Add example of keyword inverted index
diff --git a/asterix-doc/src/site/markdown/AsterixSimilarityQueries.md b/asterix-doc/src/site/markdown/AsterixSimilarityQueries.md
index f9a7edd..3b07ca6 100644
--- a/asterix-doc/src/site/markdown/AsterixSimilarityQueries.md
+++ b/asterix-doc/src/site/markdown/AsterixSimilarityQueries.md
@@ -29,13 +29,13 @@
`schwarzenegger` are `sch`, `chw`, `hwa`, ..., `ger`.
AsterixDB provides
-[tokenization functions](AsterixDataTypesAndFunctions.html#Tokenizing_Functions)
+[tokenization functions](AsterixDBFunctions.html#Tokenizing_Functions)
to convert strings to sets, and the
-[similarity functions](AsterixDataTypesAndFunctions.html#Similarity_Functions).
+[similarity functions](AsterixDBFunctions.html#Similarity_Functions).
## Similarity Selection Queries ##
-The following [query](AsterixDataTypesAndFunctions.html#edit-distance)
+The following [query](AsterixDBFunctions.html#edit-distance)
asks for all the Facebook users whose name is similar to
`Suzanna Tilson`, i.e., their edit distance is at most 2.
@@ -47,7 +47,7 @@
return $user
-The following [query](AsterixDataTypesAndFunctions.html#similarity-jaccard)
+The following [query](AsterixDBFunctions.html#similarity-jaccard)

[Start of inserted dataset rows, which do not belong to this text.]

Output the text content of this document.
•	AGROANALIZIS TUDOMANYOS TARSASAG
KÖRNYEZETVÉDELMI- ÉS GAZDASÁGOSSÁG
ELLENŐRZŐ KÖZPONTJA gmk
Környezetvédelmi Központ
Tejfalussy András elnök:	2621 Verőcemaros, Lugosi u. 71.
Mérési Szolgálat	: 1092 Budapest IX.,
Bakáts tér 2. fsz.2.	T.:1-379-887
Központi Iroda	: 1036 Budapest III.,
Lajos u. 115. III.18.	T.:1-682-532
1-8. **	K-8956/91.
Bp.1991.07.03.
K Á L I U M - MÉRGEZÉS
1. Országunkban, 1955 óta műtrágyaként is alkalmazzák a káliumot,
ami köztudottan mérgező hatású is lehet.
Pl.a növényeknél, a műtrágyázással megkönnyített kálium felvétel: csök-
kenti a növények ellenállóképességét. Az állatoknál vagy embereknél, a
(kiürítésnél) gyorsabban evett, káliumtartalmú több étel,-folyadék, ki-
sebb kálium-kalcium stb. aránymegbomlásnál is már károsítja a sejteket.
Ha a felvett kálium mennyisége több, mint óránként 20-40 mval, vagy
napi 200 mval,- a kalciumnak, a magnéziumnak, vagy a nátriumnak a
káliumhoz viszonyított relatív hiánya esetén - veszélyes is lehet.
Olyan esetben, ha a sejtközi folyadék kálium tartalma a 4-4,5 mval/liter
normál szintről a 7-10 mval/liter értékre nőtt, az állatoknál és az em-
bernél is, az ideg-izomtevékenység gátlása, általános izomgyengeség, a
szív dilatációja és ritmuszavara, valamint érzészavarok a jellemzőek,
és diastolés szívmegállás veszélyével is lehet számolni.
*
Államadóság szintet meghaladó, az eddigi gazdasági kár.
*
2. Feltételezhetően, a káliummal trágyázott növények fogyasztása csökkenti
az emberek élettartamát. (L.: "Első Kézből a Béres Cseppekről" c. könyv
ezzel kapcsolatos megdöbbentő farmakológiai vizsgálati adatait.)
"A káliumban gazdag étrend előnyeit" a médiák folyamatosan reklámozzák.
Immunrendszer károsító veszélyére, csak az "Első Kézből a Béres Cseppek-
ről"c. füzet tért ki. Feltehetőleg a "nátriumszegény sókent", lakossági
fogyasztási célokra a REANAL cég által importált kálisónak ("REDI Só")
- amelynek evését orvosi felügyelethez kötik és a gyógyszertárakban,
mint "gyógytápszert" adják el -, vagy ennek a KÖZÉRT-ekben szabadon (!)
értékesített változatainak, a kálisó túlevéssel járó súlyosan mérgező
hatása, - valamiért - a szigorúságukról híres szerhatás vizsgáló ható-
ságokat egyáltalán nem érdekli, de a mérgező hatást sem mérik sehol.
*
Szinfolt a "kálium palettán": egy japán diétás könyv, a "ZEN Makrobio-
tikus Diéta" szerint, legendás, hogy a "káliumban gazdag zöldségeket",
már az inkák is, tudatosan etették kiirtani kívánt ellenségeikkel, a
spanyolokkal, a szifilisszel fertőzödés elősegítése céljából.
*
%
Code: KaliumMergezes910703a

asks for all the Facebook users whose set of friend ids is
similar to `[1,5,9]`, i.e., their Jaccard similarity is at least 0.6.
@@ -131,26 +131,43 @@
The number "3" in "ngram(3)" is the length "n" in the grams. This
index can be used to optimize similarity queries on this attribute
using
-[edit-distance](AsterixDataTypesAndFunctions.html#edit-distance),
-[edit-distance-check](AsterixDataTypesAndFunctions.html#edit-distance-check),
-or [Jaccard](AsterixDataTypesAndFunctions.html#similarity-jaccard) queries on this attribute where the
+[edit-distance](AsterixDBFunctions.html#edit-distance),
+[edit-distance-check](AsterixDBFunctions.html#edit-distance-check),
+or [Jaccard](AsterixDBFunctions.html#similarity-jaccard) queries on this attribute where the
similarity is defined on sets of 3-grams. This index can also be used
-to optimize queries with the "[contains()]((AsterixDataTypesAndFunctions.html#contains))" predicate (i.e., substring
+to optimize queries with the "[contains()]((AsterixDBFunctions.html#contains))" predicate (i.e., substring
matching) since it can be also be solved by counting on the inverted
list of the grams in the query string.
### Keyword Index ###
-A "keyword index" is also constructed on a set of strings. Instead of
-generating grams as in an ngram index, we generate tokens (e.g., words) from strings
-and for each token, construct an inverted list that includes the ids of the
-records with this token. The follow example shows how to create a keyword index:
+A "keyword index" is constructed on a set of strings or sets (e.g., OrderedList, UnorderedList). Instead of
+generating grams as in an ngram index, we generate tokens (e.g., words) and for each token, construct an inverted list that includes the ids of the
+records with this token. The following two examples show how to create keyword index and query based on each data type:
+
+#### Keyword Index on String Type ####
use dataverse TinySocial;
- create index fbUserIdx on FacebookUsers(name) type keyword;
+ create index fbMessageIdx on FacebookMessages(message) type keyword;
-The keyword index can be used to optimize queries with token-based similarity predicates, including
-[similarity-jaccard](AsterixDataTypesAndFunctions.html#similarity-jaccard) and
-[similarity-jaccard-check](AsterixDataTypesAndFunctions.html#similarity-jaccard-check).
+ for $o in dataset('FacebookMessages')
+ let $jacc := similarity-jaccard-check(word-tokens($o.message), word-tokens("love like verizon"), 0.2f)
+ where $jacc[0]
+ return $o
+
+#### Keyword Index on UnorderedList ####
+
+ use dataverse TinySocial;
+
+ create index fbUserIdx_fids on FacebookUsers(friend-ids) type keyword;
+
+ for $c in dataset('FacebookUsers')
+ let $jacc := similarity-jaccard-check($c.friend-ids, {{3,10}}, 0.5f)
+ where $jacc[0]
+ return $c
+
+As shown above, the keyword index can be used to optimize queries with token-based similarity predicates, including
+[similarity-jaccard](AsterixDBFunctions.html#similarity-jaccard) and
+[similarity-jaccard-check](AsterixDBFunctions.html#similarity-jaccard-check).